En el caso colombiano, si bien la Policía Nacional ha experimentado transformaciones relevantes en años recientes –tales como la creación de nuevas instancias de control interno, el policiamiento comunitario, la adopción de discursos orientados a la protección de los derechos humanos y la consolidación del servicio policial–, los graves episodios de violencia institucional registrados durante el Paro Nacional de 2021 posicionaron a la institución en el centro del debate público y de la agenda política de reformas impulsada por el “gobierno del cambio”. Estos hechos no solo evidenciaron la persistencia de prácticas abusivas, sino también la debilidad de los mecanismos externos de control civil.
La administración de Gustavo Petro ha experimentado algunos avances, pero sobre todo ha enfrentado grandes vacíos en la formulación e implementación de reformas más profundas para esta institución. Las propuestas iniciales, incluidas en el Plan Nacional de Desarrollo (PND), reflejaron la complejidad política de transformar una entidad históricamente resistente al cambio desde afuera, así como la presión social por garantizar mecanismos efectivos de control, transparencia y rendición de cuentas. Los avances han sido parciales y los desafíos persisten, especialmente en lo que respecta a la democratización interna, el fortalecimiento del control ciudadano, la protección de los derechos humanos y la construcción de una seguridad ciudadana con enfoque territorial y participativo. Así, a pesar de la voluntad política expresada por el ejecutivo, la reforma policial –y, en particular, la discusión sobre qué tipo de policía existe, se necesita y hacia dónde se quiere transformar– sigue enfrentando resistencias y debates públicos y privados.

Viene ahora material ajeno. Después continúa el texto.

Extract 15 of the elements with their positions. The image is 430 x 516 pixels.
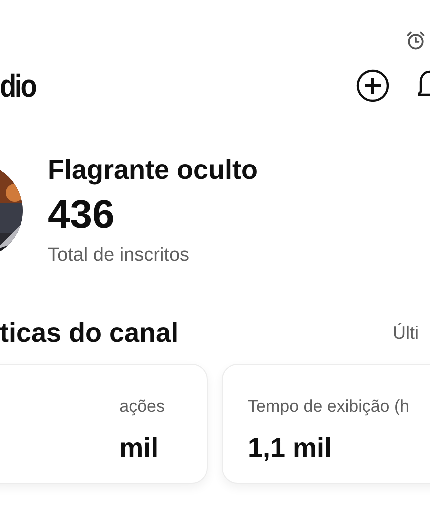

De la seguridad ciudadana a la seguridad humana: la apuesta del PND
La llegada de Gustavo Petro al gobierno supuso un cambio discursivo relevante en la forma de comprender la seguridad pública dentro de la política estatal colombiana. Aunque el concepto de seguridad humana no es novedoso –emerge en los años noventa en el ámbito internacional, impulsado por organismos multilaterales como la ONU–, su incorporación en el PND “Colombia Potencia Mundial de la Vida” marcó un giro importante. En este documento, la seguridad humana se definió como un paradigma de defensa integral de la vida, la dignidad y los derechos humanos de todas y todos. Discursivamente, esta apuesta reconocía que la inseguridad –tanto la derivada de delitos comunes como la asociada a dinámicas de alta criminalidad con múltiples actores armados ilegales– tiene raíces estructurales, diversas y multidimensionales.
Así, el PND advertía que estos fenómenos no pueden ser abordados exclusivamente mediante el uso de la fuerza estatal o el simple aumento del pie de fuerza en las instituciones de seguridad. Por el contrario, se requería una mirada más amplia, que entendiera la seguridad como un derecho y no solo como un asunto de orden público o control social. En el eje de la seguridad humana, el gobierno Petro propuso una transformación profunda del servicio de policía, orientándolo hacia un modelo preventivo y comunitario, con énfasis en el respeto de los derechos humanos y la proximidad con la ciudadanía, un cambio que implica dejar atrás la visión tradicional de la Policía como fuerza reactiva y centrada en el control, muchas veces vinculada al conflicto armado interno, para consolidarla como una institución garante de la convivencia y la prevención de conflictos sociales y comunitarios, especialmente en territorios históricamente afectados por la violencia y la exclusión. Pero esto fue más visible en el discurso que en la práctica cotidiana.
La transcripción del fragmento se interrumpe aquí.